记一次pyhon爬虫——以洛谷为例

每次都只能在家里的电脑才能更新博客，太不方便了，如果能在浏览器上动态更新就好了。但是这样需要云服务器，，，没钱。于是想了个逆天的方案：

在某博客网站上更新文章。
在家里电脑设定程序定期爬取该网站的文章。
更新。

wa wa wa，太完美了吧。

于是目标变成：爬取私有文章。

于是就有了个前提：登录账号。

一种简单的方式就是手动获取cookie，然后放进请求头里就可以了。但是这样不优雅，还要定期手动重新获取。

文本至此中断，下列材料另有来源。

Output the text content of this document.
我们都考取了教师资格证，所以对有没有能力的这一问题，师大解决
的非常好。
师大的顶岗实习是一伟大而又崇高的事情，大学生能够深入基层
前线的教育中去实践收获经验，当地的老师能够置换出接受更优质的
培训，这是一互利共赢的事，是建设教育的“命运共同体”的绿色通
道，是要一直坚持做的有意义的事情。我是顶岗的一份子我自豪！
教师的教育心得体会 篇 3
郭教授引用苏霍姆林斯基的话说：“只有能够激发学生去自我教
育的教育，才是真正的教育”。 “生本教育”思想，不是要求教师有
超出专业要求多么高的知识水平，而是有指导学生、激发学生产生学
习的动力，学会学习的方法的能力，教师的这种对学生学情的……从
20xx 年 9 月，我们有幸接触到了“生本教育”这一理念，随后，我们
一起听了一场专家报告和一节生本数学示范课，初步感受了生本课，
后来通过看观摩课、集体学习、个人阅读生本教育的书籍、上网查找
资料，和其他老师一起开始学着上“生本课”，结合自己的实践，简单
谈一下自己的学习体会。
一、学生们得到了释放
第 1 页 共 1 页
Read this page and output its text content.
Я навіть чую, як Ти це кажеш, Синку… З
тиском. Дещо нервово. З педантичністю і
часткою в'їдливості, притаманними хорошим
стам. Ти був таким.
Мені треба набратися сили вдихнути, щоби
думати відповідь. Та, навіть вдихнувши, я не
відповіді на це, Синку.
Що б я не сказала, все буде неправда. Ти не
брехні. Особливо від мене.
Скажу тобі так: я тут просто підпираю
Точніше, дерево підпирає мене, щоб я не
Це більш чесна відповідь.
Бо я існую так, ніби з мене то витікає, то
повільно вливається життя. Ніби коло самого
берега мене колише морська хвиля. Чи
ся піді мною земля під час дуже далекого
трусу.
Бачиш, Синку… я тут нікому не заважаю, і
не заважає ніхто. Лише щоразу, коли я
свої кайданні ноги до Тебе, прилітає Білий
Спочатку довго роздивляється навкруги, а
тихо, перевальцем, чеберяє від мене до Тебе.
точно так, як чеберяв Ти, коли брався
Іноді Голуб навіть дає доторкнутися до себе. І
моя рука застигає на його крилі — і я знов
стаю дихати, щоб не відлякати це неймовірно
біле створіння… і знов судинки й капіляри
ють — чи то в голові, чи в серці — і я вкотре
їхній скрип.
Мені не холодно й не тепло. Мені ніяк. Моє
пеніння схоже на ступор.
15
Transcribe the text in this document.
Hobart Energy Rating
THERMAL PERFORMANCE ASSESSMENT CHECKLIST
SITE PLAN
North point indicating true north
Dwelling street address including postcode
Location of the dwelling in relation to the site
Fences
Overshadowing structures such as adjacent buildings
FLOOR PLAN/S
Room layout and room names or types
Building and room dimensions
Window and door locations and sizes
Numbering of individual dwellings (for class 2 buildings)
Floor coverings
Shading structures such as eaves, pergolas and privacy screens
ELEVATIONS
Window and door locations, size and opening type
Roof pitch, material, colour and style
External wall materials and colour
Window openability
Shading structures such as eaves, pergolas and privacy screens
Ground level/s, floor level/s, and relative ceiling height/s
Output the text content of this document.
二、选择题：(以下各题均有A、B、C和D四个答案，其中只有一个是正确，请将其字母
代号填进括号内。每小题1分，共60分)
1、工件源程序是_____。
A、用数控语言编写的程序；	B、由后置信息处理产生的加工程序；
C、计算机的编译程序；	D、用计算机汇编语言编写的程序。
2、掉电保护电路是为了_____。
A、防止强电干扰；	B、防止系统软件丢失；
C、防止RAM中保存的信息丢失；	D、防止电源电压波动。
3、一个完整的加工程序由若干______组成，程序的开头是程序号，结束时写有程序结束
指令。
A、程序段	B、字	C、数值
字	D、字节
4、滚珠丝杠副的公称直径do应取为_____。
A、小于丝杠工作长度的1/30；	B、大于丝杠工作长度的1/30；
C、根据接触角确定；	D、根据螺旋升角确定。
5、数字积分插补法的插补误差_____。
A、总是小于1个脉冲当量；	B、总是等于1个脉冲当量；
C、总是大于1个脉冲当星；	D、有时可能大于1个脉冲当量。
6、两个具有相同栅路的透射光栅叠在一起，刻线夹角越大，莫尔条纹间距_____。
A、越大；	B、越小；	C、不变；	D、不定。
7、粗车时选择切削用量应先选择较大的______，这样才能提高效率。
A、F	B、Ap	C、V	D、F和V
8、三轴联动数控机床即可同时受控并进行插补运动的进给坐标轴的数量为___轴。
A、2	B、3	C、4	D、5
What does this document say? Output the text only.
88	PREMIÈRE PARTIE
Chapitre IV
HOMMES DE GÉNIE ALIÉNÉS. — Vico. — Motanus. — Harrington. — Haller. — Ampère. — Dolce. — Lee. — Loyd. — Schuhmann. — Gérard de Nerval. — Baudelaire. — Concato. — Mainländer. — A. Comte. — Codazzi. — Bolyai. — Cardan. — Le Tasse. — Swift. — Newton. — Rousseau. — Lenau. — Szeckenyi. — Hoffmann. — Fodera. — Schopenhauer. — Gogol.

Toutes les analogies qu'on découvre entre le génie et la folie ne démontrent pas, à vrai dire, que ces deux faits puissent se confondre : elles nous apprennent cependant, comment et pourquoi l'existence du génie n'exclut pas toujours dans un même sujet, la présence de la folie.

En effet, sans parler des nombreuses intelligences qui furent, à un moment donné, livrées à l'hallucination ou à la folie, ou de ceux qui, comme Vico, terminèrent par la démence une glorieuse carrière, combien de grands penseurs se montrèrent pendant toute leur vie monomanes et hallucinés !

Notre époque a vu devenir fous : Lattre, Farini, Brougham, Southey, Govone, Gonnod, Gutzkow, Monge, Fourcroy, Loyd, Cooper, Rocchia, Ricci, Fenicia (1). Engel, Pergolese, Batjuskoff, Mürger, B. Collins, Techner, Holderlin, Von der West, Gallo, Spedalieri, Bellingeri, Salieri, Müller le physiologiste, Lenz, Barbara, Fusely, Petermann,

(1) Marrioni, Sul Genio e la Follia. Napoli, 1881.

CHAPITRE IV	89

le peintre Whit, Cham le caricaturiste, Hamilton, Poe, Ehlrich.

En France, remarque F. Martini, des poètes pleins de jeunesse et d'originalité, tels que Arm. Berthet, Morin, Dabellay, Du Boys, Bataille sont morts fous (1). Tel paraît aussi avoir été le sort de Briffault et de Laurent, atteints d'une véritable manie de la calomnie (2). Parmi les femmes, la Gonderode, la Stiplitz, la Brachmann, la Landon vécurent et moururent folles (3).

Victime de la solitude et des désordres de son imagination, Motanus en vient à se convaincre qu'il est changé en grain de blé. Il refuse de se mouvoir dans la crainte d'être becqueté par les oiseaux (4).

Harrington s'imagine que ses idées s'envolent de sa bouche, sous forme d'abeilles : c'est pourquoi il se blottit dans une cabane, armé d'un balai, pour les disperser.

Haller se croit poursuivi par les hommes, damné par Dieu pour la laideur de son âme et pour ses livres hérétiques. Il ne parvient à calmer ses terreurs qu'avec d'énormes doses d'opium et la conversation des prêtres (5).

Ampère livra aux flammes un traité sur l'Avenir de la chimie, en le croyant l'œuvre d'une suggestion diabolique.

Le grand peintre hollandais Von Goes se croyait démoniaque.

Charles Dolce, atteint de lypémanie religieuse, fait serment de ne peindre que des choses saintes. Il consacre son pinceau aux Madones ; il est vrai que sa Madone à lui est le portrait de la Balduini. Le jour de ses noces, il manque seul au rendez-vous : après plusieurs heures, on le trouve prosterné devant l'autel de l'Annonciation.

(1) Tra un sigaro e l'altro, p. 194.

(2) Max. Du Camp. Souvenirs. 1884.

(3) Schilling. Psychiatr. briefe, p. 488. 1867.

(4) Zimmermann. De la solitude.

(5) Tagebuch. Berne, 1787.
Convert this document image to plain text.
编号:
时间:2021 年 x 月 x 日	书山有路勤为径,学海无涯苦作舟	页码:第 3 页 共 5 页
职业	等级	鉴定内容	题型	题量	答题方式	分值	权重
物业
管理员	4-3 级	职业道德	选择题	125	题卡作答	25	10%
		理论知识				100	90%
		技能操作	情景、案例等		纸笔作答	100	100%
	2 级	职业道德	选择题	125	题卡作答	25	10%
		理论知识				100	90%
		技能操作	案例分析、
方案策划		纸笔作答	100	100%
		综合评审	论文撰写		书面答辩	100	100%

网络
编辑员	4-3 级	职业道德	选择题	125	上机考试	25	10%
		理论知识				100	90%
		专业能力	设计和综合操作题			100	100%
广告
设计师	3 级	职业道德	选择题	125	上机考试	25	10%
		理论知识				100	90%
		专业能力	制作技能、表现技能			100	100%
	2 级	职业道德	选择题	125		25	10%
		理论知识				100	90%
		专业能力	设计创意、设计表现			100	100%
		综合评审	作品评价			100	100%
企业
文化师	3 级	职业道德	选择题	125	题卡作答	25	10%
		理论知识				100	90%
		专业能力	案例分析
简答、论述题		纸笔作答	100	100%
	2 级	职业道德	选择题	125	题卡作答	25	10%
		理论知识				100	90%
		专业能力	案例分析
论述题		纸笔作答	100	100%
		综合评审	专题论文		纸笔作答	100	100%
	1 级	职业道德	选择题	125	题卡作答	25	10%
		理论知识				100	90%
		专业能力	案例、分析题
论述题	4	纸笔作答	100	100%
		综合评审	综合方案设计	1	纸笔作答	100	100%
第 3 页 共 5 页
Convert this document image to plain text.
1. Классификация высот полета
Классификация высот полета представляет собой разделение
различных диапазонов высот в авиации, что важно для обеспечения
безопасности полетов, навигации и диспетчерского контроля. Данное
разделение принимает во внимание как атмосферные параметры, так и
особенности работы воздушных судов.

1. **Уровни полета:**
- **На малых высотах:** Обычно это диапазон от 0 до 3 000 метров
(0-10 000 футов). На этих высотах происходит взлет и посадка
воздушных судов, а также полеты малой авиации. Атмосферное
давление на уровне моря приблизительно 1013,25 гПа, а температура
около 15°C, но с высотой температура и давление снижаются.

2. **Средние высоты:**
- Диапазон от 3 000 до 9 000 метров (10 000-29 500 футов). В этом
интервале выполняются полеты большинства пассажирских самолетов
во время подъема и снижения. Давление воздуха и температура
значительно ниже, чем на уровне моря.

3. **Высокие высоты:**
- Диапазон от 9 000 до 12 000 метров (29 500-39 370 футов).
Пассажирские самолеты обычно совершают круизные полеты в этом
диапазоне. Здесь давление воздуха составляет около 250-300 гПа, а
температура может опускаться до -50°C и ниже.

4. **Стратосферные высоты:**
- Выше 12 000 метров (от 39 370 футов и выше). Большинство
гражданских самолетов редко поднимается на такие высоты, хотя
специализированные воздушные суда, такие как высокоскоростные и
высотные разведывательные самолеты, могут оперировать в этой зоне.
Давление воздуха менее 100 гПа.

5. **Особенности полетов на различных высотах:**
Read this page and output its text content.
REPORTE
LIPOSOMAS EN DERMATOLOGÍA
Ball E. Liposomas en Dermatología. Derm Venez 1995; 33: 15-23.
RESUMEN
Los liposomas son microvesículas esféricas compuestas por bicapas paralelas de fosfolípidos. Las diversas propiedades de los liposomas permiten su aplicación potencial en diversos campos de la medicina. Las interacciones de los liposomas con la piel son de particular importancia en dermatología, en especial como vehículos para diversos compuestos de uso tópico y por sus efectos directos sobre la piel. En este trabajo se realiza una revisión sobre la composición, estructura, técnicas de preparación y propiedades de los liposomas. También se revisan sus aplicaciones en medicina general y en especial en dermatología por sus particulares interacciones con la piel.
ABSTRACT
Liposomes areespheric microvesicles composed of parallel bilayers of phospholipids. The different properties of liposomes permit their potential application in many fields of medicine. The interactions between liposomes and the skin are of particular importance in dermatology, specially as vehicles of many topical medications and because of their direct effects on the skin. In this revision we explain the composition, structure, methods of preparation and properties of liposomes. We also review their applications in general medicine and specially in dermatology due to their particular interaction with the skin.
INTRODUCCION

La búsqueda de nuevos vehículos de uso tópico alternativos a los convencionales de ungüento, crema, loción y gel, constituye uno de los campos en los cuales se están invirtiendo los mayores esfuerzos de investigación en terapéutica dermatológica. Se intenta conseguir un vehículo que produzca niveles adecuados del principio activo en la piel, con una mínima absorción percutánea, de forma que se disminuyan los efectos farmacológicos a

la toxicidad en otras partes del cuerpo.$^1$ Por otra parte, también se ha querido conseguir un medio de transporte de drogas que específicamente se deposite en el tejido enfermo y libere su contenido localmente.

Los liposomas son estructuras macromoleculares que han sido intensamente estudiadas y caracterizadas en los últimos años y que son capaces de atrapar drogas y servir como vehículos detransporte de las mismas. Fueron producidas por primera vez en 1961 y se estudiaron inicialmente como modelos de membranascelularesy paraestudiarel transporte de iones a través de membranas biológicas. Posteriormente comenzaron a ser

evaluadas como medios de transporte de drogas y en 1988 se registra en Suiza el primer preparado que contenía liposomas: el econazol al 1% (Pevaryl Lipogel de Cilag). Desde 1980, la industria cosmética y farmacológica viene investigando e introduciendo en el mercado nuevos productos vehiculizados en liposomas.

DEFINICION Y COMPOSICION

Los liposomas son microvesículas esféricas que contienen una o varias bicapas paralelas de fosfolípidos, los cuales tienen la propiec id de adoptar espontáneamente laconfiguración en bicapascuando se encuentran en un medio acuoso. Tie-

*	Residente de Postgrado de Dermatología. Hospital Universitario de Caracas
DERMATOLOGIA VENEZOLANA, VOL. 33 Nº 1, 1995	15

第二种方案，就是模拟登录获取cookie。我选择这一种。

首先可以用 F12 发现洛谷登录请求的流程：

请求 https://www.luogu.com.cn/auth/login（GET），似乎没什么用。
在输入用户名后，请求 https://www.luogu.com.cn/auth/login-methods?login=username（GET）。没看到返回的是啥。
提交登录，https://www.luogu.com.cn/do-auth/password（POST），要用户名密码和验证码。

另外有趣的是，洛谷反爬机制挺强的，第一会通过 cookie 验证，错误是返回 set_cookie，然后设置成这个就行了，挺搞笑的。

另一个是在请求登录时，发现请求头会多出两个：

X-Requested-With : XMLHttpRequest，听说是用来表明是 AJAX 异步接口请求的。
X-CSRF-TOKEN : …，这个就麻烦了，查询了资料。

资料

找了半天都没找到这玩意在哪生成的，幸好有前人指路。首先应该不是在 URL 或请求头中，我没看到。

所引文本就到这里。